“But now, Granny”—as the older woman sat staring moodily into the fire—“how come hit that yore Davy hain’t nuvver had no speakin’ yit down to the church house at the Creek? We’re jest perishin’ in here fer some right good preachin’. Onct in a while Preacher Bonnell he opens a meetin’ fer three or four days, an’ sometimes Old Man Parkins from up Redbird, he comes round here in his circuit. An’ thar’s a young man over in Leslie that they say is right promisin’, an’ he mought come over afore long. But thar hain’t been to say no religious awakenin’ in here, so to speak, fer a long time. An’ Davy—ye know he started out fer to be a preacher, him with his education an’ all. Why don’t he preach?”
“Yes, why don’t he?” demanded Granny Joslin savagely. “I taken that all up with Davy, an’ I kain’t do a damn thing with him. He says—well, what do you-all think he says to me?”
“I kain’t guess,” said Granny Williams. “He’s always been odd.”
“He says he ain’t good enough to preach!” exclaimed the fierce old woman who turned towards her. “He says, ‘I hain’t got my edication yit,’ says he to me.”
“Men is natural cantankerous,” said Granny Williams, nodding her head sagely. “Why the Lord made ‘em that way, the Lord only knows.”
“Davy won’t have no chance to preach anyhow if he goes to the war,” resumed Granny Joslin. “I reckon the school’ll all go to hell now. Has he said ary thing to ye about the school, Ma’am?” She turned suddenly now to Marcia Haddon.
“No,” rejoined that individual, somewhat startled; “nothing at all. I’ve not seen him for several days.”
“He tolt me ye was the wife of the man that owned the Company—an’ the Company owns all this land in here.
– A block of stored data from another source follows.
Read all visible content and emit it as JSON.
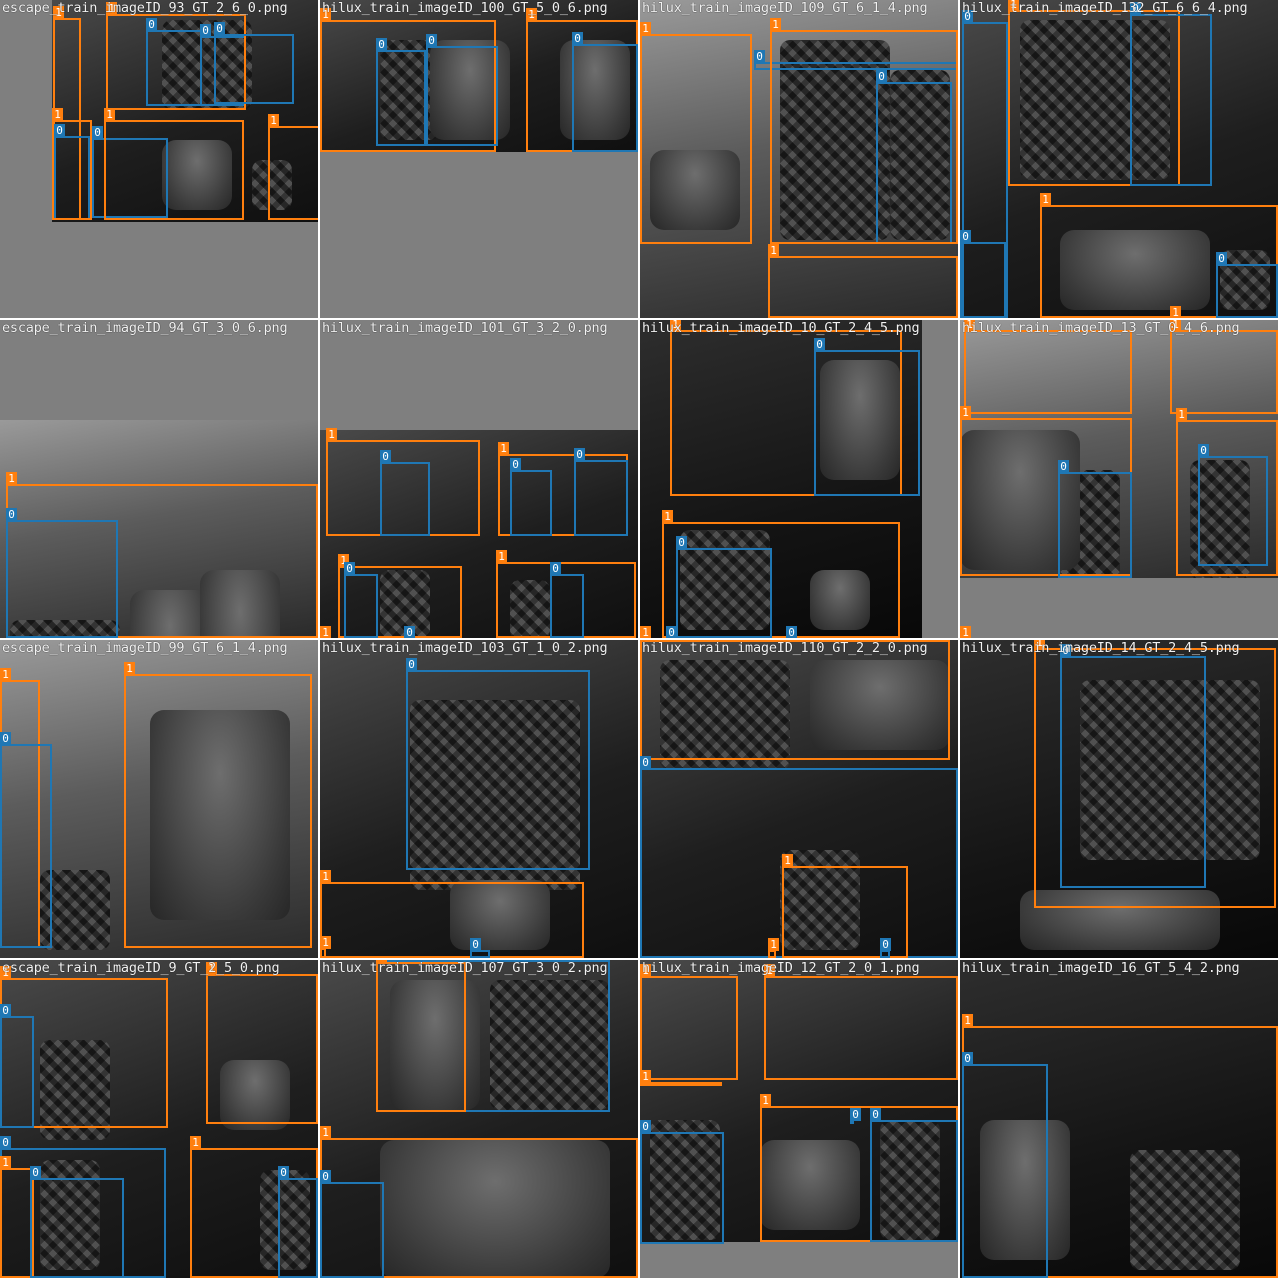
{
  "class_colors": {
    "0": "#1f77b4",
    "1": "#ff7f0e"
  },
  "tiles": [
    {
      "filename": "escape_train_imageID_93_GT_2_6_0.png",
      "boxes": [
        "1",
        "0",
        "0",
        "1",
        "0",
        "1",
        "0",
        "1",
        "0",
        "1"
      ]
    },
    {
      "filename": "hilux_train_imageID_100_GT_5_0_6.png",
      "boxes": [
        "1",
        "0",
        "0",
        "1",
        "0"
      ]
    },
    {
      "filename": "hilux_train_imageID_109_GT_6_1_4.png",
      "boxes": [
        "0",
        "1",
        "0",
        "1",
        "1"
      ]
    },
    {
      "filename": "hilux_train_imageID_132_GT_6_6_4.png",
      "boxes": [
        "0",
        "1",
        "0",
        "1",
        "0",
        "0",
        "1"
      ]
    },
    {
      "filename": "escape_train_imageID_94_GT_3_0_6.png",
      "boxes": [
        "1",
        "0"
      ]
    },
    {
      "filename": "hilux_train_imageID_101_GT_3_2_0.png",
      "boxes": [
        "1",
        "0",
        "1",
        "0",
        "0",
        "1",
        "0",
        "1",
        "0",
        "1",
        "0"
      ]
    },
    {
      "filename": "hilux_train_imageID_10_GT_2_4_5.png",
      "boxes": [
        "1",
        "0",
        "1",
        "0",
        "1",
        "0",
        "0"
      ]
    },
    {
      "filename": "hilux_train_imageID_13_GT_0_4_6.png",
      "boxes": [
        "1",
        "1",
        "1",
        "0",
        "1",
        "0",
        "1"
      ]
    },
    {
      "filename": "escape_train_imageID_99_GT_6_1_4.png",
      "boxes": [
        "1",
        "0",
        "1"
      ]
    },
    {
      "filename": "hilux_train_imageID_103_GT_1_0_2.png",
      "boxes": [
        "0",
        "1",
        "1",
        "0"
      ]
    },
    {
      "filename": "hilux_train_imageID_110_GT_2_2_0.png",
      "boxes": [
        "1",
        "0",
        "1",
        "1",
        "0"
      ]
    },
    {
      "filename": "hilux_train_imageID_14_GT_2_4_5.png",
      "boxes": [
        "1",
        "0"
      ]
    },
    {
      "filename": "escape_train_imageID_9_GT_2_5_0.png",
      "boxes": [
        "1",
        "0",
        "1",
        "0",
        "1",
        "0",
        "1",
        "0"
      ]
    },
    {
      "filename": "hilux_train_imageID_107_GT_3_0_2.png",
      "boxes": [
        "0",
        "1",
        "1",
        "0"
      ]
    },
    {
      "filename": "hilux_train_imageID_12_GT_2_0_1.png",
      "boxes": [
        "1",
        "1",
        "0",
        "1",
        "0",
        "1",
        "0"
      ]
    },
    {
      "filename": "hilux_train_imageID_16_GT_5_4_2.png",
      "boxes": [
        "1",
        "0"
      ]
    }
  ]
}
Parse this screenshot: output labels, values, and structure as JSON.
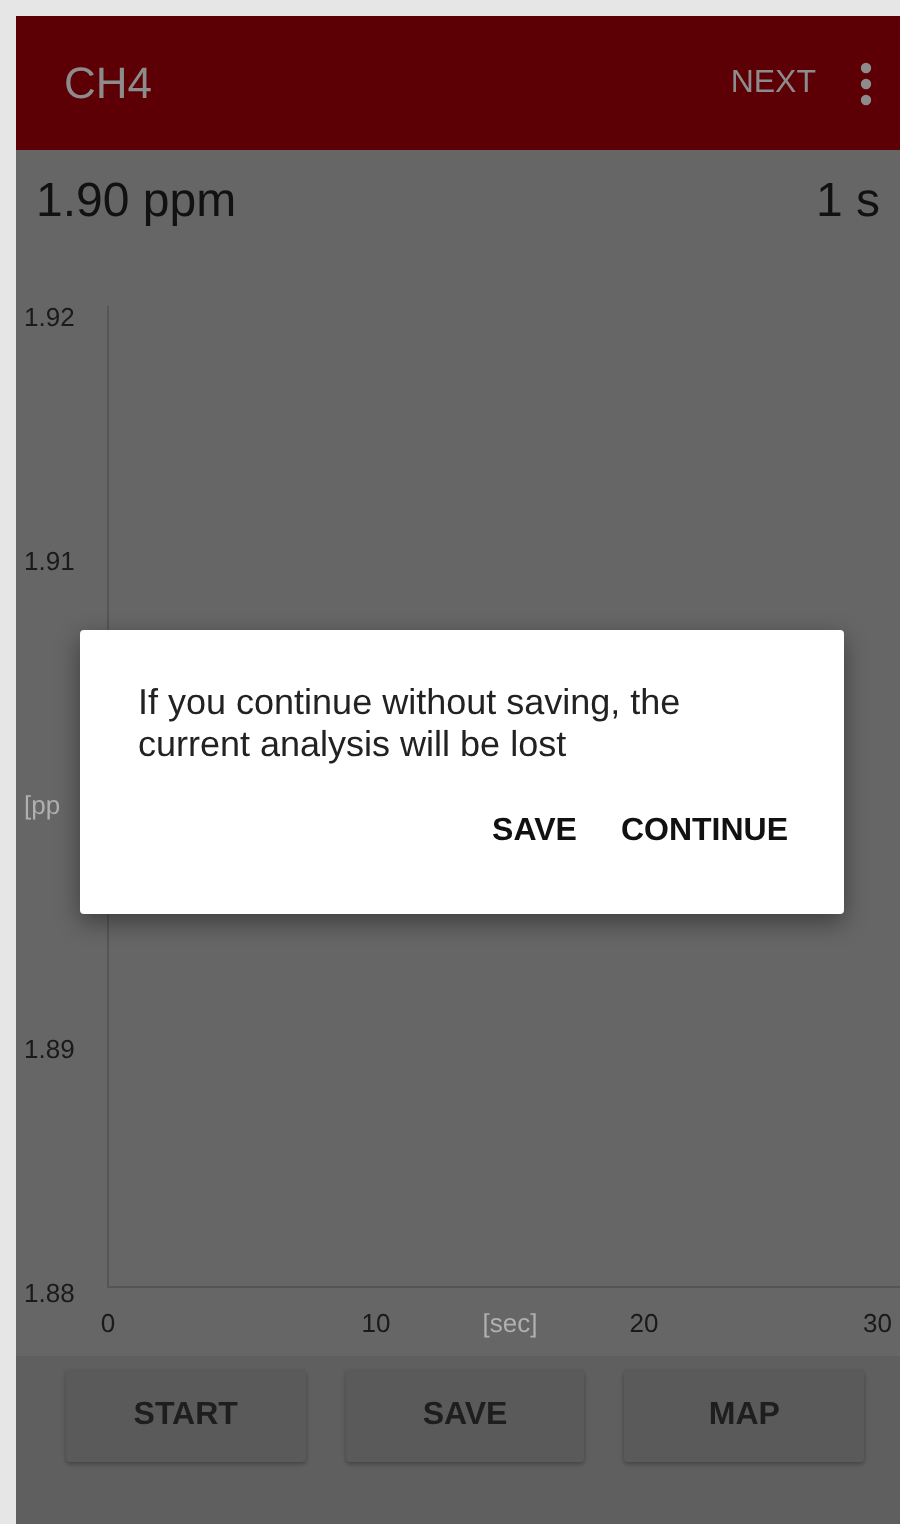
{
  "app_bar": {
    "title": "CH4",
    "action": "NEXT"
  },
  "reading": {
    "value": "1.90 ppm",
    "interval": "1 s"
  },
  "chart": {
    "chart_data": {
      "type": "line",
      "xlabel": "[sec]",
      "ylabel": "[pp",
      "xlim": [
        0,
        30
      ],
      "ylim": [
        1.88,
        1.92
      ],
      "xticks": [
        0,
        10,
        20,
        30
      ],
      "yticks": [
        1.88,
        1.89,
        1.91,
        1.92
      ]
    }
  },
  "buttons": [
    "START",
    "SAVE",
    "MAP"
  ],
  "dialog": {
    "message": "If you continue without saving, the current analysis will be lost",
    "buttons": [
      "SAVE",
      "CONTINUE"
    ]
  }
}
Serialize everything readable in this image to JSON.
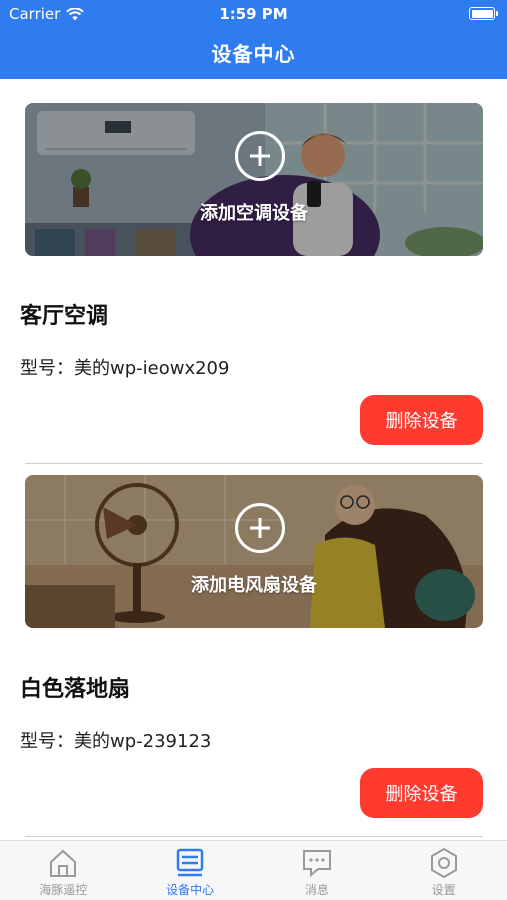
{
  "status_bar": {
    "carrier": "Carrier",
    "time": "1:59 PM"
  },
  "header": {
    "title": "设备中心"
  },
  "devices": [
    {
      "banner_label": "添加空调设备",
      "name": "客厅空调",
      "model": "型号：美的wp-ieowx209",
      "delete_label": "删除设备"
    },
    {
      "banner_label": "添加电风扇设备",
      "name": "白色落地扇",
      "model": "型号：美的wp-239123",
      "delete_label": "删除设备"
    }
  ],
  "tabbar": {
    "tabs": [
      {
        "label": "海豚遥控",
        "icon": "home-icon",
        "active": false
      },
      {
        "label": "设备中心",
        "icon": "device-list-icon",
        "active": true
      },
      {
        "label": "消息",
        "icon": "message-icon",
        "active": false
      },
      {
        "label": "设置",
        "icon": "settings-icon",
        "active": false
      }
    ]
  },
  "colors": {
    "primary": "#2f7bf0",
    "danger": "#ff3b30",
    "inactive_tab": "#9a9a9a"
  }
}
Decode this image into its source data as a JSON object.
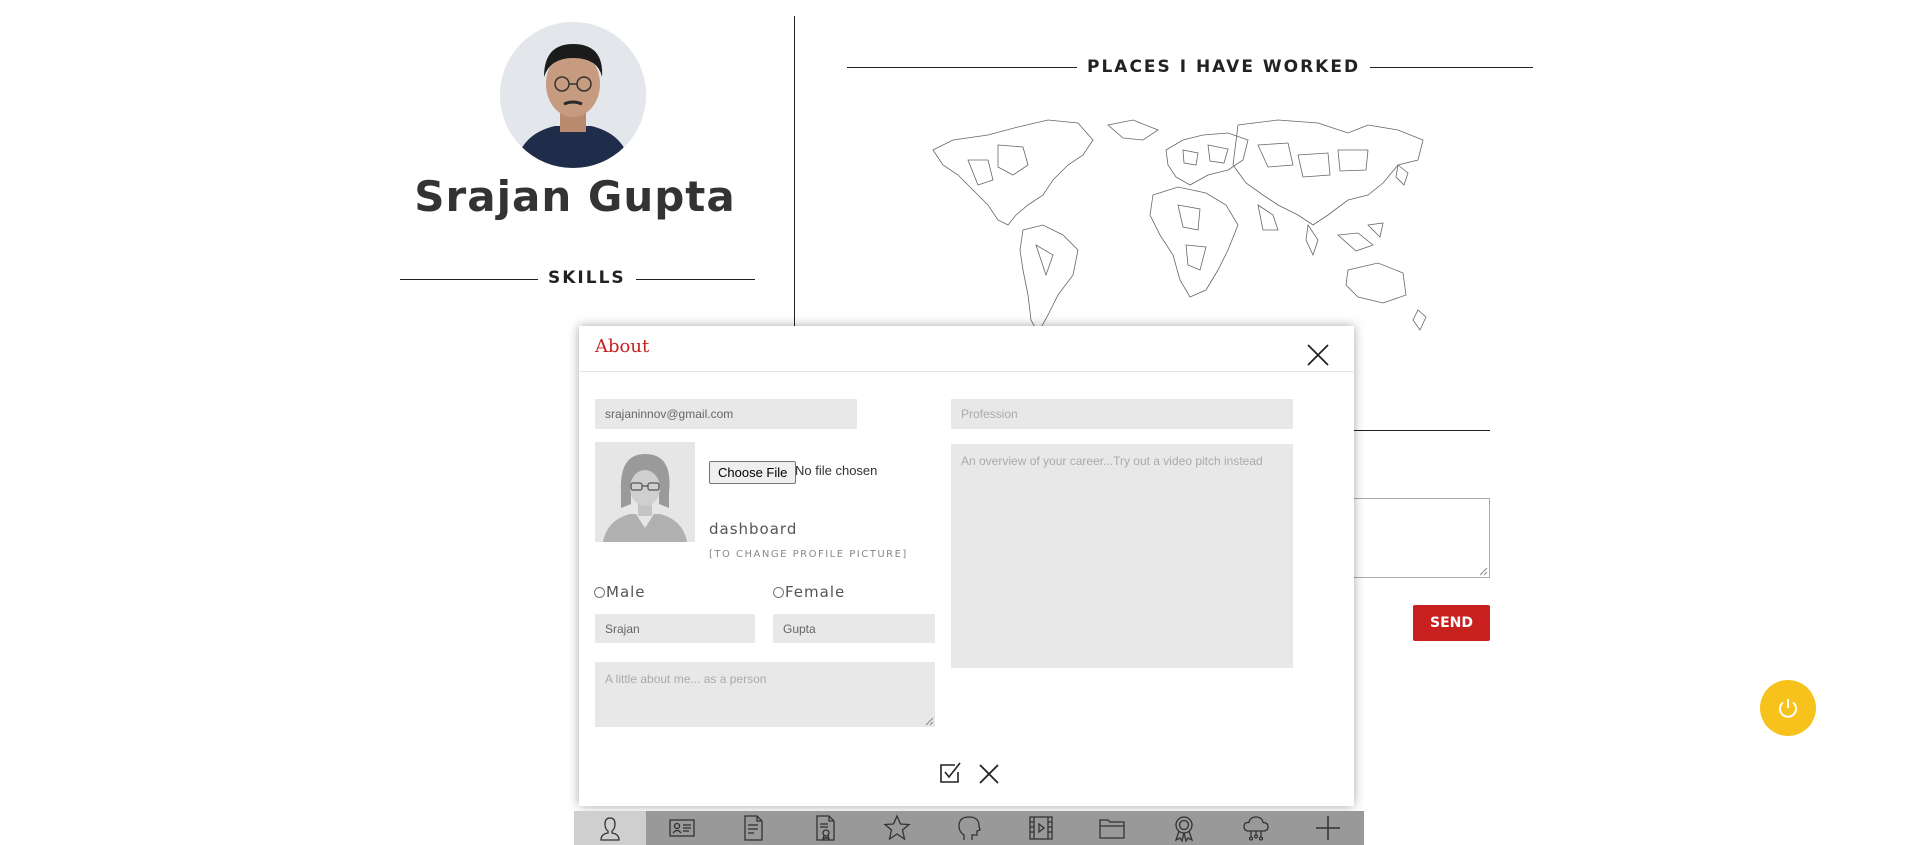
{
  "profile": {
    "name": "Srajan Gupta",
    "skills_heading": "SKILLS"
  },
  "places": {
    "heading": "PLACES I HAVE WORKED"
  },
  "contact": {
    "send_label": "SEND"
  },
  "modal": {
    "title": "About",
    "email_value": "srajaninnov@gmail.com",
    "profession_placeholder": "Profession",
    "overview_placeholder": "An overview of your career...Try out a video pitch instead",
    "choose_file_label": "Choose File",
    "no_file_text": "No file chosen",
    "dashboard_label": "dashboard",
    "change_picture_label": "[TO CHANGE PROFILE PICTURE]",
    "gender_options": [
      "Male",
      "Female"
    ],
    "first_name_value": "Srajan",
    "last_name_value": "Gupta",
    "about_placeholder": "A little about me... as a person"
  },
  "toolbar": {
    "items": [
      "user-icon",
      "id-card-icon",
      "resume-icon",
      "certificate-doc-icon",
      "star-icon",
      "head-icon",
      "film-icon",
      "folder-icon",
      "award-icon",
      "cloud-icon",
      "plus-icon"
    ],
    "active_index": 0
  },
  "colors": {
    "accent_red": "#c8201f",
    "power_yellow": "#f7c21b",
    "toolbar_gray": "#999999",
    "field_gray": "#e8e8e8"
  }
}
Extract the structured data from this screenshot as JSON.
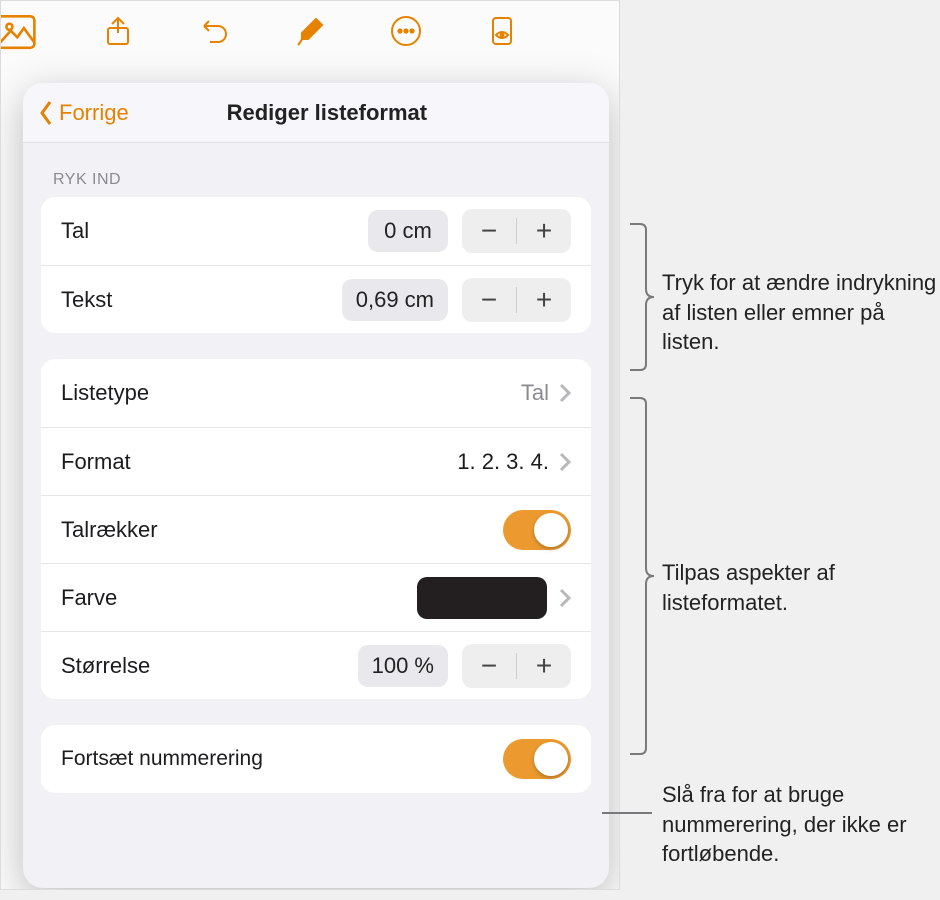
{
  "header": {
    "back_label": "Forrige",
    "title": "Rediger listeformat"
  },
  "sections": {
    "indent_header": "RYK IND",
    "tal": {
      "label": "Tal",
      "value": "0 cm"
    },
    "tekst": {
      "label": "Tekst",
      "value": "0,69 cm"
    },
    "listetype": {
      "label": "Listetype",
      "value": "Tal"
    },
    "format": {
      "label": "Format",
      "value": "1. 2. 3. 4."
    },
    "talraekker": {
      "label": "Talrækker"
    },
    "farve": {
      "label": "Farve"
    },
    "stoerrelse": {
      "label": "Størrelse",
      "value": "100 %"
    },
    "fortsaet": {
      "label": "Fortsæt nummerering"
    }
  },
  "stepper": {
    "minus": "−",
    "plus": "+"
  },
  "colors": {
    "accent": "#e78200",
    "swatch": "#231f20"
  },
  "callouts": {
    "c1": "Tryk for at ændre indrykning af listen eller emner på listen.",
    "c2": "Tilpas aspekter af listeformatet.",
    "c3": "Slå fra for at bruge nummerering, der ikke er fortløbende."
  }
}
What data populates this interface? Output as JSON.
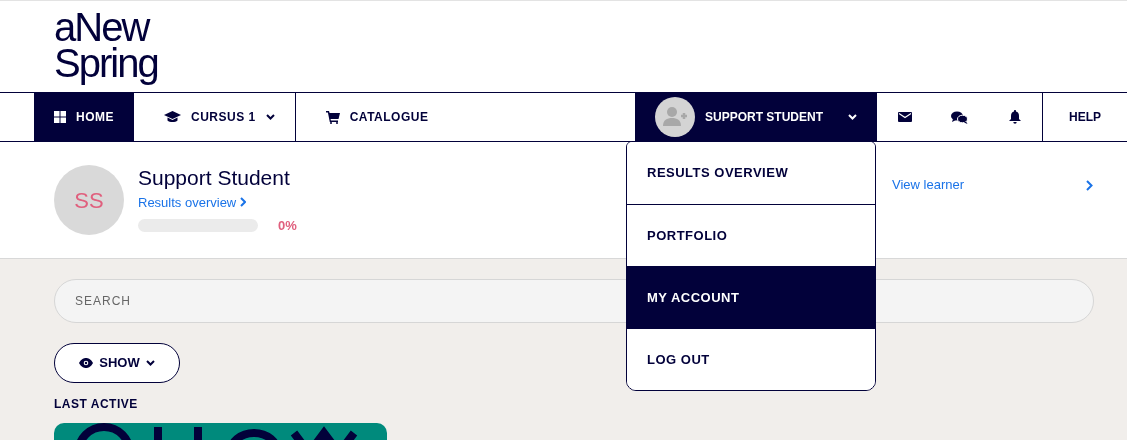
{
  "logo": {
    "line_1": "aNew",
    "line_2": "Spring"
  },
  "nav": [
    {
      "kind": "home",
      "label": "HOME",
      "selected": true,
      "caret": false
    },
    {
      "kind": "course",
      "label": "CURSUS 1",
      "selected": false,
      "caret": true
    },
    {
      "kind": "cart",
      "label": "CATALOGUE",
      "selected": false,
      "caret": false
    }
  ],
  "user_menu": {
    "label": "SUPPORT STUDENT",
    "expanded": true,
    "items": [
      {
        "label": "RESULTS OVERVIEW",
        "selected": false
      },
      {
        "label": "PORTFOLIO",
        "selected": false
      },
      {
        "label": "MY ACCOUNT",
        "selected": true
      },
      {
        "label": "LOG OUT",
        "selected": false
      }
    ]
  },
  "icon_buttons": [
    {
      "kind": "mail"
    },
    {
      "kind": "chat"
    },
    {
      "kind": "bell"
    }
  ],
  "help": "HELP",
  "profile": {
    "initials": "SS",
    "name": "Support Student",
    "link": "Results overview",
    "level": 0,
    "percent": "0%",
    "view_link": "View learner"
  },
  "search": {
    "placeholder": "SEARCH"
  },
  "show_button": "SHOW",
  "last_active": {
    "heading": "LAST ACTIVE"
  }
}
Well, like I said, I reckon that school’ll have to go to hell now—an’ yit we certainly did need it—that school. Hit was—our school, the fustest in the Cumberlands.”
Marcia Haddon vouchsafed no comment, and presently old Granny Joslin rose.
“Well, I got to be gittin’ on, Sarah Alice,” said she to her friend. “I want to find Davy somewhar—I’ve brung him down some caraway cookies. He always liked ‘em. An’ I brung him a clean handkerchief—he’s got to have a heap of things if he’s a-goin’ off ter the war. I don’t know who them Dutch air—fer’s I know thar hain’t no Dutch in these mountings noways—but if we’ve got to lick ‘em, I reckon we’d just as well be about it. Damn ‘em anyways, whoever they air!” With which candid comment she hobbled on out the door, and never gave a parting glance as she faced up the street and started for her cabin home.